US nuclear confusion, British food scare reveal testy Sudanese diplomacy
KHARTOUM, March 11 (AFP) — A spelling mistake in a US congress transcript and the name of a food scare gripping the Britain are the latest quirky twists to have fueled anti-western paranoia in Sudan, currently under huge international pressure over the violence in Darfur.
A typo in the transcript of the US Congress’ Armed Services Strategic Services Subcommittee’s March 2 session had the unforeseen consequence of triggering Sudanese accusations the US had carried out nuclear tests in Sudan.
“The Sudan test displaced 12 million tons of earth and dug a crater 320 feet deep in over 1,000 feet in diameter,” reads the transcript, quoting representative Ellen Tauscher, speaking to the committee on March 2.
A week later, Sudanese officials started blaming the alleged nuclear testing and resulting waste for a reported rise of cancer cases north of Khartoum, prompting Foreign Minister Mustafa Othman Ismail to request a clarification from Washington.
The Sudanese media pounced on the scandal and reported Tuesday that the US charge d’affaires was summoned over the issue.
“It is clear from the context that she (Tauscher) was referring to a well-known July 6, 1962 explosion at the Nevada Test Site codenamed Sedan,” the Federation of American Scientists said in a statement.
“The term ‘Sedan’ was mistakenly transcribed as ‘Sudan’ both by Federal News Service and by FDCH Political Transcripts and has been so recorded in the Nexis news data base, where it continues to cause mischief,” it explained.
“We have no reason that makes us doubt the explanation that we have received from the US administration,” Ismail told reporters Thursday, adding, however, that the investigation the Sudanese authorities had begun would continue “so as to be fully reassured.”
The misunderstanding, whether genuine or not, betrays a rising anti-US sentiment in Khartoum, on which the international community — led by Washington — has turned up the heat over its involvement in atrocities committed in Darfur.
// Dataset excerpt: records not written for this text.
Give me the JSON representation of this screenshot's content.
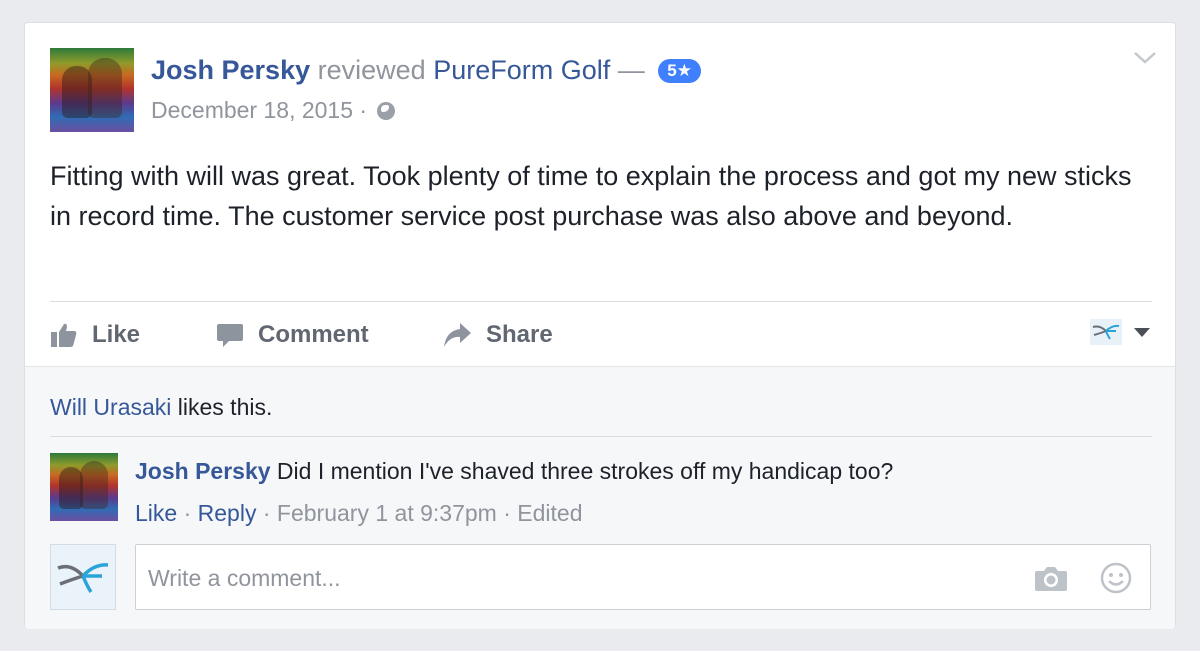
{
  "post": {
    "author": "Josh Persky",
    "verb": "reviewed",
    "page_name": "PureForm Golf",
    "dash": "—",
    "rating_badge": "5★",
    "date": "December 18, 2015",
    "meta_sep": "·",
    "privacy_icon": "globe-icon",
    "body": "Fitting with will was great. Took plenty of time to explain the process and got my new sticks in record time. The customer service post purchase was also above and beyond."
  },
  "actions": {
    "like": "Like",
    "comment": "Comment",
    "share": "Share"
  },
  "likes": {
    "name": "Will Urasaki",
    "suffix": " likes this."
  },
  "comment": {
    "author": "Josh Persky",
    "text": "Did I mention I've shaved three strokes off my handicap too?",
    "like": "Like",
    "reply": "Reply",
    "time": "February 1 at 9:37pm",
    "edited": "Edited",
    "sep": "·"
  },
  "composer": {
    "placeholder": "Write a comment..."
  },
  "colors": {
    "link": "#365899",
    "badge": "#4080ff",
    "muted": "#90949c",
    "background": "#e9ebee"
  }
}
The Sudanese authorities also took offense at the fact that a cancer-causing food dye — which created a stir in Britain and other countries after it was discovered in several food products — was named after their country.
The incriminated ‘Sudan I’ red dye, a colouring usually included in solvents, waxes and polish, was found in close to 500 products last month, prompting a European-wide food scare and mass recall from the shelves.
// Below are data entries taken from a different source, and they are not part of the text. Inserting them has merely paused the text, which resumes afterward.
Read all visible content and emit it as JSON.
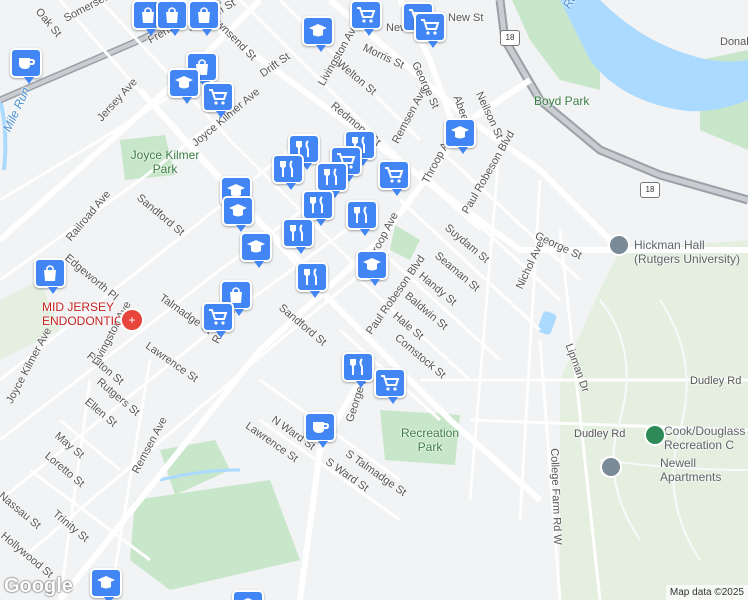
{
  "map": {
    "streets": [
      "Somerset St",
      "Oak St",
      "French St",
      "Suydam St",
      "Townsend St",
      "Drift St",
      "Livingston Ave",
      "Welton St",
      "Morris St",
      "New St",
      "Redmond St",
      "Remsen Ave",
      "George St",
      "Abeel St",
      "Neilson St",
      "Jersey Ave",
      "Joyce Kilmer Ave",
      "Throop Ave",
      "Paul Robeson Blvd",
      "Sandford St",
      "Railroad Ave",
      "Edgeworth Pl",
      "Talmadge St",
      "Suydam St",
      "Seaman St",
      "Handy St",
      "Baldwin St",
      "Hale St",
      "Comstock St",
      "Nichol Ave",
      "Lawrence St",
      "Fulton St",
      "Rutgers St",
      "Ellen St",
      "May St",
      "Loretto St",
      "Nassau St",
      "Trinity St",
      "Hollywood St",
      "N Ward St",
      "S Talmadge St",
      "S Ward St",
      "Dudley Rd",
      "Lipman Dr",
      "College Farm Rd W",
      "Donald"
    ],
    "pois": {
      "park1": "Joyce Kilmer Park",
      "park2": "Boyd Park",
      "park3": "Recreation Park",
      "hospital": "MID JERSEY ENDODONTIC...",
      "university": "Hickman Hall (Rutgers University)",
      "recreation": "Cook/Douglass Recreation C",
      "apartments": "Newell Apartments",
      "river": "Raritan River",
      "run": "Mile Run"
    },
    "highway_shield": "18",
    "highway_shield2": "18",
    "brand": "Google",
    "attribution": "Map data ©2025",
    "colors": {
      "water": "#aadaff",
      "park": "#c8e6c9",
      "marker": "#4285f4",
      "road": "#ffffff",
      "highway": "#9aa0a6"
    }
  }
}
The scare was widely reported in the Sudanese media and the Sudanese embassy in London complained to the British Food Standards Agency (FSA) earlier this month, demanding it shed light on the origin of the incriminated agent’s name.
“Nobody knows where the name comes from. It’s lost in the mist of time,” FSA spokeswoman Rosalind Snow told AFP.
“I can understand that the Sudanese would find it offensive… we have chemists and academics trying to track down the name but Sudan I was first synthesised in the 19th century and it’s very difficult,” she explained.
Khartoum has been under close international scrutiny and faces UN sanctions over the repression of an uprising in Darfur that was brutally crushed by its proxy militias, which are now accused by the US Congress of genocide.
The authorities frequently resorted to anti-US rhetoric with the domestic public to fend off these accusations, accusing the West of plotting against Islam and seeking to plunder the country’s wealth.